In most cases, clinical evaluation will dictate the need for preventive therapy such as a defibrillator and the advice on exercise and participation in competitive sports. Dr. Papadakis explained: “Even if a genetic abnormality is found, recommendations on treatment and return to play usually depend on how severe the disease is clinically. Is it causing symptoms such as fainting? Is the heart excessively weak or thick? Can we see many irregularities of the heart rhythm (arrhythmias) and do they get worse during exercise? If the answer is ‘yes’ to any of these questions then play is likely to be curtailed in some way.”
Despite my advanced years, with my family’s history of Alzheimer’s and dementia, I confess that anything that affects the brain gets my attention.

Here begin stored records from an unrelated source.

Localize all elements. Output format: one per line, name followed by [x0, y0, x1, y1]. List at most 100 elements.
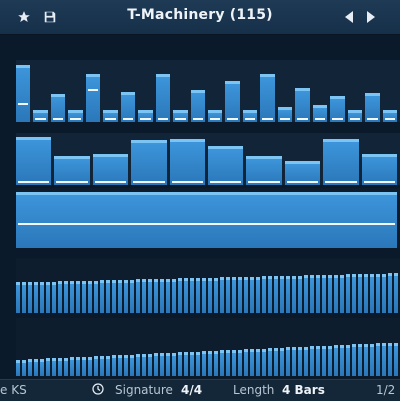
- step-bar[interactable]: [92, 154, 129, 185]
- step-bar[interactable]: [328, 275, 332, 313]
- step-bar[interactable]: [154, 353, 158, 376]
- step-bar[interactable]: [286, 347, 290, 376]
- step-bar[interactable]: [16, 137, 52, 185]
- step-bar[interactable]: [118, 355, 122, 376]
- step-bar[interactable]: [274, 348, 278, 376]
- step-bar[interactable]: [202, 351, 206, 376]
- step-bar[interactable]: [322, 275, 326, 313]
- step-lane-2[interactable]: [16, 133, 400, 185]
- step-bar[interactable]: [382, 274, 386, 313]
- step-bar[interactable]: [370, 274, 374, 313]
- step-bar[interactable]: [208, 146, 244, 185]
- step-bar[interactable]: [52, 282, 56, 313]
- step-bar[interactable]: [100, 356, 104, 376]
- step-bar[interactable]: [16, 360, 20, 376]
- step-bar[interactable]: [260, 74, 275, 122]
- step-bar[interactable]: [352, 344, 356, 376]
- step-bar[interactable]: [382, 110, 397, 122]
- step-bar[interactable]: [238, 350, 242, 376]
- step-bar[interactable]: [118, 280, 122, 313]
- step-bar[interactable]: [50, 94, 66, 122]
- step-bar[interactable]: [120, 92, 136, 122]
- step-bar[interactable]: [347, 110, 363, 122]
- step-bar[interactable]: [208, 278, 212, 313]
- step-bar[interactable]: [370, 344, 374, 376]
- step-bar[interactable]: [40, 282, 44, 313]
- step-bar[interactable]: [76, 357, 80, 376]
- step-bar[interactable]: [46, 282, 50, 313]
- step-bar[interactable]: [238, 277, 242, 313]
- step-bar[interactable]: [334, 345, 338, 376]
- step-bar[interactable]: [46, 358, 50, 376]
- step-bar[interactable]: [40, 359, 44, 376]
- step-bar[interactable]: [138, 110, 153, 122]
- step-bar[interactable]: [304, 347, 308, 376]
- step-bar[interactable]: [172, 279, 176, 313]
- step-bar[interactable]: [172, 353, 176, 376]
- step-bar[interactable]: [208, 110, 223, 122]
- step-bar[interactable]: [70, 281, 74, 313]
- step-bar[interactable]: [208, 351, 212, 376]
- save-icon[interactable]: [40, 6, 60, 28]
- step-bar[interactable]: [112, 355, 116, 376]
- step-bar[interactable]: [16, 192, 397, 248]
- step-bar[interactable]: [68, 110, 83, 122]
- step-bar[interactable]: [310, 275, 314, 313]
- step-bar[interactable]: [178, 352, 182, 376]
- step-bar[interactable]: [280, 276, 284, 313]
- step-bar[interactable]: [340, 345, 344, 376]
- step-bar[interactable]: [262, 276, 266, 313]
- step-bar[interactable]: [82, 357, 86, 376]
- step-bar[interactable]: [184, 352, 188, 376]
- step-lane-4[interactable]: [16, 258, 400, 313]
- step-bar[interactable]: [316, 346, 320, 376]
- step-bar[interactable]: [124, 355, 128, 376]
- step-bar[interactable]: [358, 344, 362, 376]
- step-bar[interactable]: [364, 344, 368, 376]
- step-bar[interactable]: [58, 281, 62, 313]
- step-bar[interactable]: [394, 343, 398, 376]
- step-bar[interactable]: [352, 274, 356, 313]
- step-bar[interactable]: [358, 274, 362, 313]
- step-bar[interactable]: [214, 351, 218, 376]
- step-bar[interactable]: [295, 88, 310, 122]
- step-bar[interactable]: [124, 280, 128, 313]
- step-bar[interactable]: [361, 154, 397, 185]
- step-bar[interactable]: [34, 282, 38, 313]
- step-bar[interactable]: [388, 343, 392, 376]
- step-bar[interactable]: [178, 278, 182, 313]
- step-bar[interactable]: [142, 354, 146, 376]
- step-bar[interactable]: [244, 349, 248, 376]
- step-bar[interactable]: [22, 360, 26, 376]
- step-bar[interactable]: [220, 350, 224, 376]
- step-bar[interactable]: [310, 346, 314, 376]
- step-bar[interactable]: [33, 110, 48, 122]
- step-bar[interactable]: [155, 74, 171, 122]
- step-bar[interactable]: [330, 96, 345, 122]
- step-bar[interactable]: [112, 280, 116, 313]
- step-bar[interactable]: [312, 105, 328, 122]
- step-bar[interactable]: [292, 276, 296, 313]
- step-bar[interactable]: [64, 358, 68, 376]
- step-bar[interactable]: [154, 279, 158, 313]
- step-bar[interactable]: [244, 277, 248, 313]
- step-bar[interactable]: [346, 274, 350, 313]
- step-bar[interactable]: [100, 280, 104, 313]
- step-bar[interactable]: [246, 156, 282, 185]
- step-bar[interactable]: [316, 275, 320, 313]
- step-bar[interactable]: [298, 347, 302, 376]
- length-value[interactable]: 4 Bars: [282, 383, 325, 397]
- step-bar[interactable]: [184, 278, 188, 313]
- step-bar[interactable]: [394, 273, 398, 313]
- step-bar[interactable]: [292, 347, 296, 376]
- step-bar[interactable]: [323, 139, 359, 185]
- step-bar[interactable]: [70, 357, 74, 376]
- step-bar[interactable]: [160, 279, 164, 313]
- step-bar[interactable]: [130, 355, 134, 376]
- step-bar[interactable]: [34, 359, 38, 376]
- step-bar[interactable]: [250, 277, 254, 313]
- step-bar[interactable]: [364, 274, 368, 313]
- step-bar[interactable]: [148, 279, 152, 313]
- step-bar[interactable]: [388, 273, 392, 313]
- signature-value[interactable]: 4/4: [181, 383, 203, 397]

A new study suggests athletes with a history of concussion may show more brain injury from a later concussion, particularly in middle regions of the brain that are more susceptible to damage, when compared to athletes with no history of concussion. The research is published in the August 25, 2021, online issue of Neurology®, the medical journal of the American Academy of Neurology. The athletes participated in sports like football, volleyball and soccer.
“We know concussions may have long-term effects on the brain that last beyond getting a doctor’s clearance to return to play,” said study author Tom A. Schweizer, PhD, of St. Michael’s Hospital in Toronto, Canada. “It is unclear, however, to what extent the effects of repeated concussion can be detected among young, otherwise healthy adults. We found even though there was no difference in symptoms or the amount of recovery time, athletes with a history of concussion showed subtle and chronic changes in their brains.”